Reminds me of the recent paper about delegating document editing tasks to LLMs across different disciplines [1]. That paper found that programming was the only discipline most LLMs can perform long horizon tasks on without accumulating errors & corrupting the document.

I've only read the abstract of this one so far but it seems like this paper has zoomed in on programming with greater fidelity and shown a similar phenomenon. But not about long horizon tasks, more like "long style horizons" of larger sets of structural constraints.

[1] https://arxiv.org/abs/2604.15597

Discussion: https://news.ycombinator.com/item?id=48073246

emp17344 5 hours ago | parent [-]

If it’s not easily verifiable, LLMs aren’t good at it.

jeremyjh 5 hours ago | parent [-]

I think that’s mostly because they get so much more of that reinforcement learning - since it is so economical. I dont know if there is any evidence of a fundamental reason they can’t be just as good at other tasks, but it might be economically infeasible for awhile yet.

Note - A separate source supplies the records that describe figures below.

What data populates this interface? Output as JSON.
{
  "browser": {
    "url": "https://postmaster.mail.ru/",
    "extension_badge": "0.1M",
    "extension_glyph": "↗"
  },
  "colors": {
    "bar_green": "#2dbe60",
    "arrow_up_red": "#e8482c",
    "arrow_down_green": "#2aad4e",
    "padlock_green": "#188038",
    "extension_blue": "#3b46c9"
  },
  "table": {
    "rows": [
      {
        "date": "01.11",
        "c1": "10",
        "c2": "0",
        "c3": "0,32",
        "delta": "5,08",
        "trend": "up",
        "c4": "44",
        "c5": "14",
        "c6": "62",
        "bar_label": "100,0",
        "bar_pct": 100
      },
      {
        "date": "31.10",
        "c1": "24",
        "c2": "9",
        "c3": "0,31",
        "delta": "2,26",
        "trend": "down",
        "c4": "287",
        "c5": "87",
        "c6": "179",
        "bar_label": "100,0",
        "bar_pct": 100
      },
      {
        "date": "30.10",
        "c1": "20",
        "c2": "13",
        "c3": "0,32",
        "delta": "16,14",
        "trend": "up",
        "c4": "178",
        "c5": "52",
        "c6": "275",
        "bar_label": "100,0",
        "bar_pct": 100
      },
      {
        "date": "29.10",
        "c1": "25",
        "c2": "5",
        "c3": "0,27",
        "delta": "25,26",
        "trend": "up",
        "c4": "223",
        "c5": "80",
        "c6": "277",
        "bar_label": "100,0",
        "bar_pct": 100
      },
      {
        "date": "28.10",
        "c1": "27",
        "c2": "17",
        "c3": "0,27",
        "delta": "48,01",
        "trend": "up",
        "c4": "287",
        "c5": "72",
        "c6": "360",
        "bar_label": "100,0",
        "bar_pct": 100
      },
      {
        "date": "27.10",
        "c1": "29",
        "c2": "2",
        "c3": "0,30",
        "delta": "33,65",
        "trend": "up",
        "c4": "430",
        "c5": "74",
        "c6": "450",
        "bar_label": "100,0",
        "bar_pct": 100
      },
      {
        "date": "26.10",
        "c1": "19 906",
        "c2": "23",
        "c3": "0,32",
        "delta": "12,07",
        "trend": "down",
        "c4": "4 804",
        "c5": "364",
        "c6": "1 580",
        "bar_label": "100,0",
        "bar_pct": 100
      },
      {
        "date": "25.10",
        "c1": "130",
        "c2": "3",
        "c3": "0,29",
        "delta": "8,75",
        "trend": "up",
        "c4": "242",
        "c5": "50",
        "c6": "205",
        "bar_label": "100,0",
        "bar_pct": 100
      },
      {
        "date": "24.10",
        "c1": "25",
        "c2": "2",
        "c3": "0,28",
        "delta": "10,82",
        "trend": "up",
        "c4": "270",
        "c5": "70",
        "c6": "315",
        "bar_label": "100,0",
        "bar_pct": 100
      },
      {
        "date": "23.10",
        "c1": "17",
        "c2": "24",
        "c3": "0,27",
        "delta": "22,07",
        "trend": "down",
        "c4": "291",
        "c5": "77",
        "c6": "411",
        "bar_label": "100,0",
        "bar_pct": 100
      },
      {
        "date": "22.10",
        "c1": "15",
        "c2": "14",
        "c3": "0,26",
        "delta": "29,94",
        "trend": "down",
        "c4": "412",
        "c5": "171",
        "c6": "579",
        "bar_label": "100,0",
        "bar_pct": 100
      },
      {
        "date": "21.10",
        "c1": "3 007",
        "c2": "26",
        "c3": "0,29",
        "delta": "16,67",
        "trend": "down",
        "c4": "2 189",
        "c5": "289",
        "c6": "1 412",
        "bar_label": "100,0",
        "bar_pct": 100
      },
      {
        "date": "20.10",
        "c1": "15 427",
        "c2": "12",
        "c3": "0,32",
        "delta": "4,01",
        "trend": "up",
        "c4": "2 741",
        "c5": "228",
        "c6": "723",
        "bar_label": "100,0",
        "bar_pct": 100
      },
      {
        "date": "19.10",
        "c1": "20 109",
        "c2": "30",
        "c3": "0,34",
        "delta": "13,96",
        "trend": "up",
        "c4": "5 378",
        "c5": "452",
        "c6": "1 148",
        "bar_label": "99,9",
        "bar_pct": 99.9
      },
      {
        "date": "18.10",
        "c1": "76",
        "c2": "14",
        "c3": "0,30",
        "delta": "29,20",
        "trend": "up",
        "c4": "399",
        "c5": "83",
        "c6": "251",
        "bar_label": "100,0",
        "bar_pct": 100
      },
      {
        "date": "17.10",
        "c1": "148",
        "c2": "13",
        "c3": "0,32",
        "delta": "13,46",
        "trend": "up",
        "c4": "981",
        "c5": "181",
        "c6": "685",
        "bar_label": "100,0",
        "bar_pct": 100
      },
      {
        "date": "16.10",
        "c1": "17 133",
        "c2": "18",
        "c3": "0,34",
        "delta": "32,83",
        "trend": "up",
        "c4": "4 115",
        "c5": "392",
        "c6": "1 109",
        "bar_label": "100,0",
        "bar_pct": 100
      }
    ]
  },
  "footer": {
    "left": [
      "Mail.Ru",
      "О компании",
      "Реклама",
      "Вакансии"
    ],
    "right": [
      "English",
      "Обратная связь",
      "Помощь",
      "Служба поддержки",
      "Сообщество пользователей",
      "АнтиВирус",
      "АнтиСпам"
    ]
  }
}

mjburgess 4 hours ago | parent | next [-]

No one is curating vast amounts of data for them in other domains. Programmers send programs with fixes

knollimar 3 hours ago | parent [-]

There's no diff of my excel lambdas being fixed? :(

emp17344 3 hours ago | parent | prev [-]

RLVR doesn’t work for unverifiable tasks, so they won’t be able to effectively use tools to boost reliability for those tasks.